Help me see myself
Cause I can no longer tell
Looking out from the inside
Of the bottom of a well…
—The End (Pearl Jam)
Commercial flights were never glamorous during in my lifetime… well, at least not like they were the 1960s. Yet from my first flight at around 6 weeks of age, I’ve spent a lot of time in airports. I romanticized it early on, being able to pack my Pan Am satchel with cookies, books, a notebook, and a pen. I’m thinking of those early days now, as I sit curled up and cozy in the bulkhead of a commercial Delta jet that’s just left LAX.
Despite the dim cabin and black night outside my window, my face is hidden behind a gigantic pair of ancient Dior sunnies. Over the course of a decade, they’ve remained my fashion must-have, my unconventional security blanket. They’ve seen me through at least 5 funerals, numerous awkward situations, a failed engagement, and more tears than I can remember. And most recently, they’ve been with me through the past 10 days, the aftermath of the near death of my father.
We think we know how we’ll react when we’re forced to face the death (or potential death) of someone we love. I always figured it would be hard and I knew it would hurt, but I’d be okay because I had my mum. I had no idea. I never even considered the possibility that a strong person, someone with my survivor attitude, would be, could be, utterly derailed and so… shattered.
I remember the night I learned of his collapse, I hung up the phone with my mother and immediately dialed X. I cringe thinking about it now, what I must have said; I truly don’t have any recollection. I know I was hysterical, out of control, terrified… unable to recognize myself. More than that, I couldn’t pull myself out. The harder I struggled, the quicker I fell.
A text message followed. Every vivid detail, what is said, the race of my pulse, the short, heaving breathes, whimpering sounds I didn’t know I was capable of… it’s so real to me, it feels as if it happened moments ago.
I need you. Check your messages.
I keep going back to those three little words; the first three, rather than the last. I need you. I need you. I need you. I’ve never said it as an adult. Ever. It’s never been my mentality, it’s not in my wheelhouse, and yet it was suddenly all I could say. It’s surreal for me now; thinking about it immediately puts that lump, the one that feels as if it’s choking me, right back in my throat.
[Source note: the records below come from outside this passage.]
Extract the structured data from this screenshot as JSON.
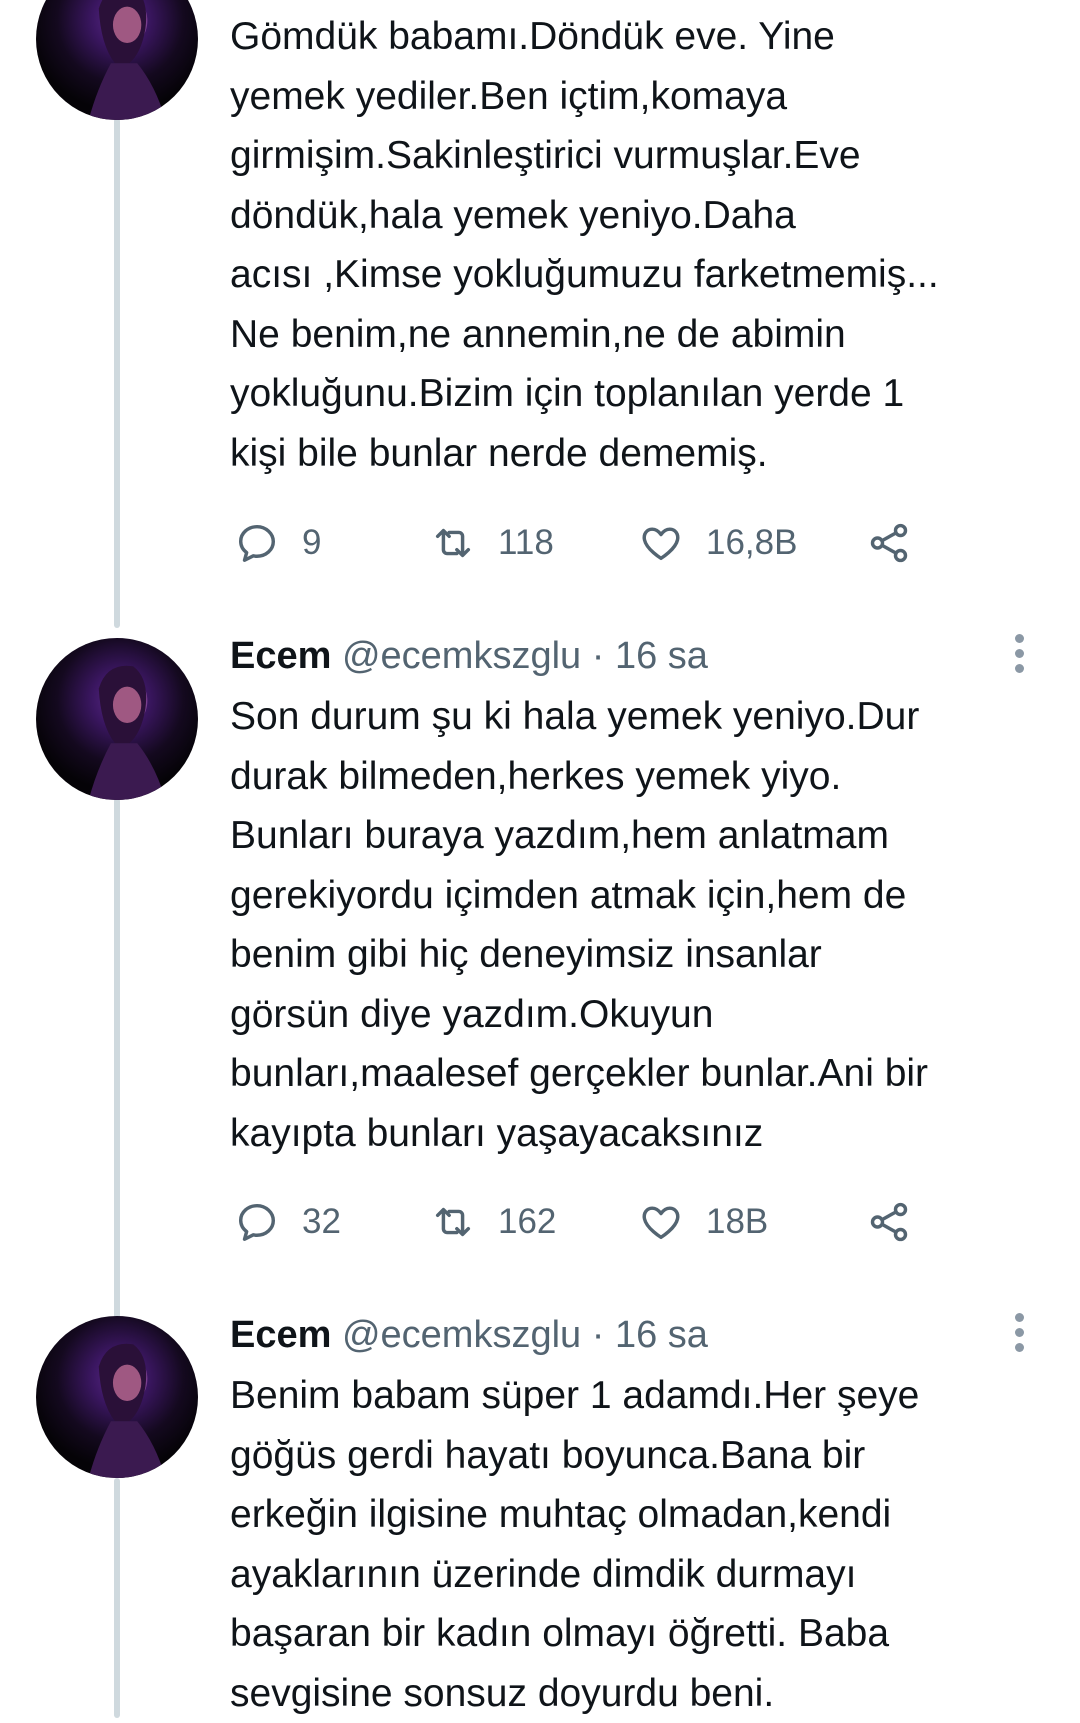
{
  "tweets": [
    {
      "lines": [
        "Gömdük babamı.Döndük eve. Yine",
        "yemek yediler.Ben içtim,komaya",
        "girmişim.Sakinleştirici vurmuşlar.Eve",
        "döndük,hala yemek yeniyo.Daha",
        "acısı ,Kimse yokluğumuzu farketmemiş...",
        "Ne benim,ne annemin,ne de abimin",
        "yokluğunu.Bizim için toplanılan yerde 1",
        "kişi bile bunlar nerde dememiş."
      ],
      "replies": "9",
      "retweets": "118",
      "likes": "16,8B"
    },
    {
      "name": "Ecem",
      "handle": "@ecemkszglu",
      "separator": "·",
      "time": "16 sa",
      "lines": [
        "Son durum şu ki hala yemek yeniyo.Dur",
        "durak bilmeden,herkes yemek yiyo.",
        "Bunları buraya yazdım,hem anlatmam",
        "gerekiyordu içimden atmak için,hem de",
        "benim gibi hiç deneyimsiz insanlar",
        "görsün diye yazdım.Okuyun",
        "bunları,maalesef gerçekler bunlar.Ani bir",
        "kayıpta bunları yaşayacaksınız"
      ],
      "replies": "32",
      "retweets": "162",
      "likes": "18B"
    },
    {
      "name": "Ecem",
      "handle": "@ecemkszglu",
      "separator": "·",
      "time": "16 sa",
      "lines": [
        "Benim babam süper 1 adamdı.Her şeye",
        "göğüs gerdi hayatı boyunca.Bana bir",
        "erkeğin ilgisine muhtaç olmadan,kendi",
        "ayaklarının üzerinde dimdik durmayı",
        "başaran bir kadın olmayı öğretti. Baba",
        "sevgisine sonsuz doyurdu beni."
      ]
    }
  ],
  "icons": {
    "reply": "reply-icon",
    "retweet": "retweet-icon",
    "like": "like-icon",
    "share": "share-icon",
    "more": "more-icon"
  },
  "colors": {
    "text": "#0f1419",
    "muted": "#536471",
    "thread_line": "#cfd9de",
    "avatar_accent": "#5b2a8a"
  }
}
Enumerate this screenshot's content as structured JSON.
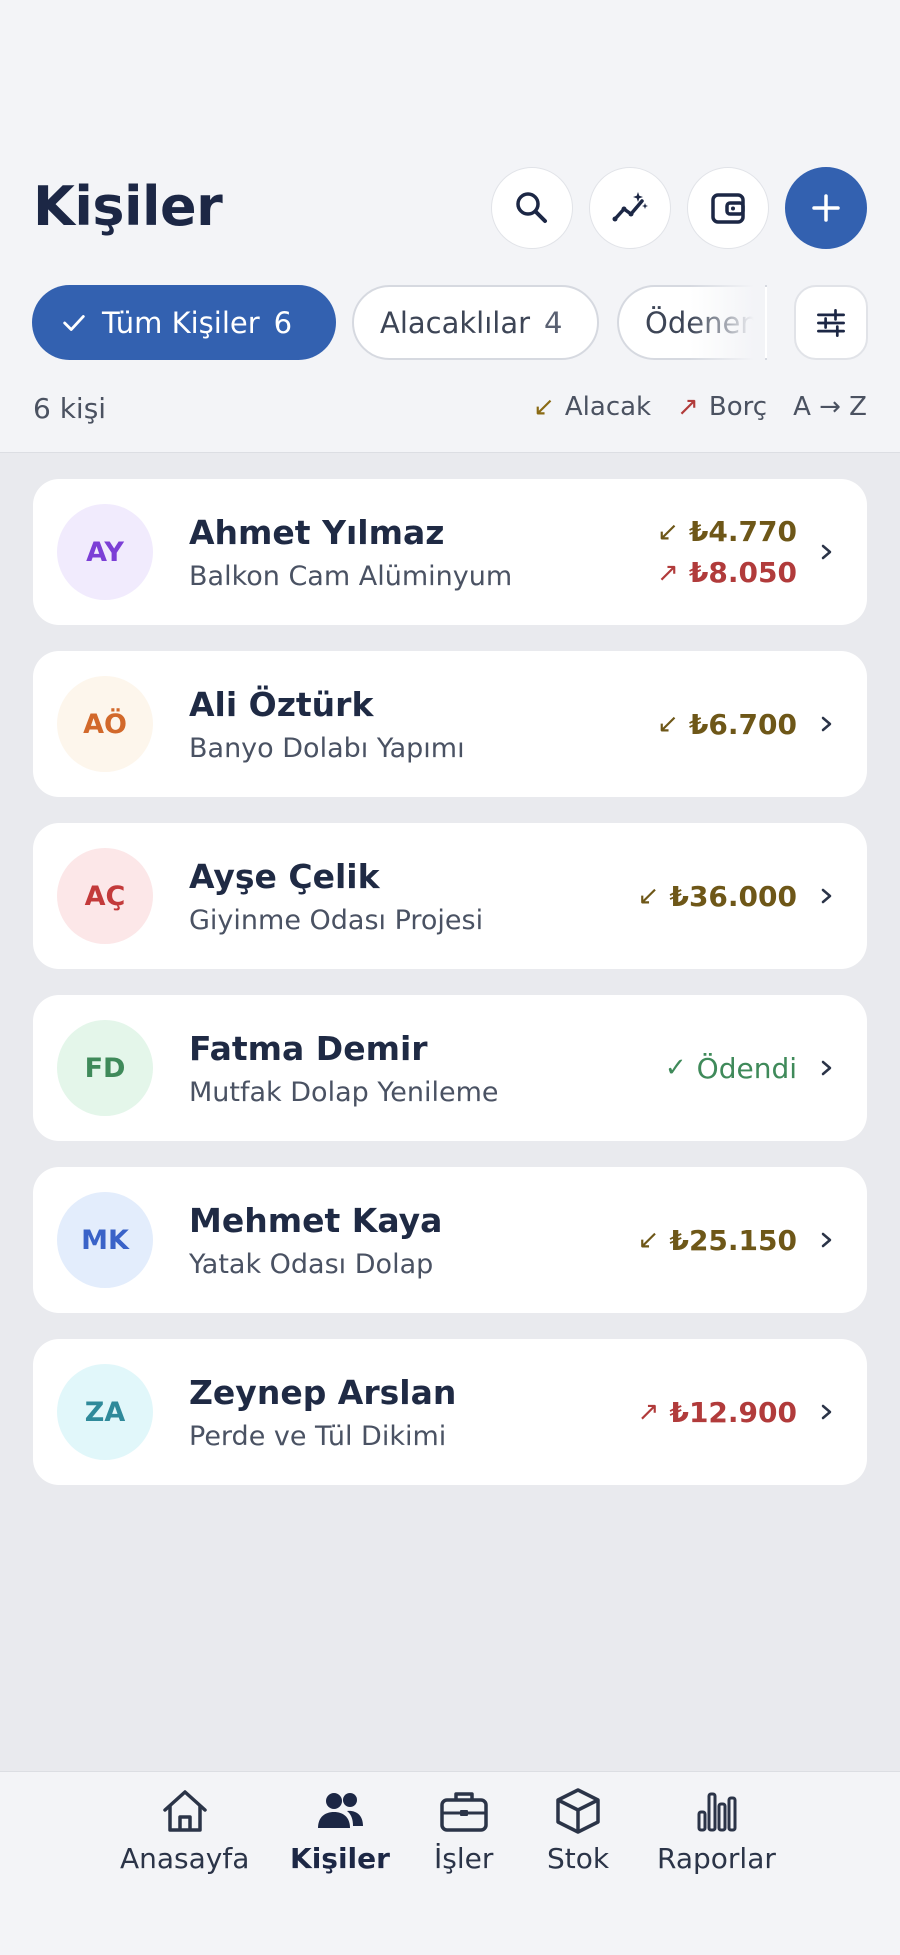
{
  "header": {
    "title": "Kişiler"
  },
  "filters": {
    "chips": [
      {
        "label": "Tüm Kişiler",
        "count": "6"
      },
      {
        "label": "Alacaklılar",
        "count": "4"
      },
      {
        "label": "Ödenen",
        "count": ""
      }
    ]
  },
  "summary": {
    "count_text": "6 kişi",
    "legend_receivable": "Alacak",
    "legend_debt": "Borç",
    "sort_label": "A → Z"
  },
  "contacts": [
    {
      "initials": "AY",
      "name": "Ahmet Yılmaz",
      "subtitle": "Balkon Cam Alüminyum",
      "receivable": "₺4.770",
      "debt": "₺8.050",
      "paid": ""
    },
    {
      "initials": "AÖ",
      "name": "Ali Öztürk",
      "subtitle": "Banyo Dolabı Yapımı",
      "receivable": "₺6.700",
      "debt": "",
      "paid": ""
    },
    {
      "initials": "AÇ",
      "name": "Ayşe Çelik",
      "subtitle": "Giyinme Odası Projesi",
      "receivable": "₺36.000",
      "debt": "",
      "paid": ""
    },
    {
      "initials": "FD",
      "name": "Fatma Demir",
      "subtitle": "Mutfak Dolap Yenileme",
      "receivable": "",
      "debt": "",
      "paid": "Ödendi"
    },
    {
      "initials": "MK",
      "name": "Mehmet Kaya",
      "subtitle": "Yatak Odası Dolap",
      "receivable": "₺25.150",
      "debt": "",
      "paid": ""
    },
    {
      "initials": "ZA",
      "name": "Zeynep Arslan",
      "subtitle": "Perde ve Tül Dikimi",
      "receivable": "",
      "debt": "₺12.900",
      "paid": ""
    }
  ],
  "avatar_colors": [
    {
      "bg": "#f1ebfd",
      "fg": "#7c3fd6"
    },
    {
      "bg": "#fdf6ec",
      "fg": "#d2692b"
    },
    {
      "bg": "#fce7e8",
      "fg": "#c33a3a"
    },
    {
      "bg": "#e4f6ea",
      "fg": "#3f8a5a"
    },
    {
      "bg": "#e3edfc",
      "fg": "#3a63c8"
    },
    {
      "bg": "#e1f7fa",
      "fg": "#2f8a9a"
    }
  ],
  "nav": {
    "items": [
      {
        "label": "Anasayfa",
        "icon": "home-icon"
      },
      {
        "label": "Kişiler",
        "icon": "people-icon"
      },
      {
        "label": "İşler",
        "icon": "briefcase-icon"
      },
      {
        "label": "Stok",
        "icon": "box-icon"
      },
      {
        "label": "Raporlar",
        "icon": "bar-chart-icon"
      }
    ]
  },
  "colors": {
    "primary": "#3361b0",
    "receivable": "#6e5718",
    "debt": "#b13b3b",
    "paid": "#3f8a5a"
  }
}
Nope, I never saw it… any of it… coming.
I’ve been trying to write about that day, days following, but I’ve never been able to scrawl anything other than an opening sentence. The simple fact is, I cannot write about my dad directly. His health is still precarious at best, while everything else that’s unfolded remains too fresh, too real, and too painful to expose in such public way. Suffice to say, my world, my life as it was only a few short weeks ago, has been shaken to its core.
Now after days of after nursing a heavy heart, wounds running deeper than I’d ever imagined, with the help of an amazing group of friends, here I am, typing from 36,000 feet over what I believe to be Nevada. I can’t say I’m ready to go back to Utah, back to the aftermath of everything I have yet to wrap my head around.
If I’ve learned anything over the last few weeks, it’s that you can’t bury emotions, the messes they cause, forever. I know this. I accept it. And yet if I’m honest with you, honest with myself, I really, really wish I could.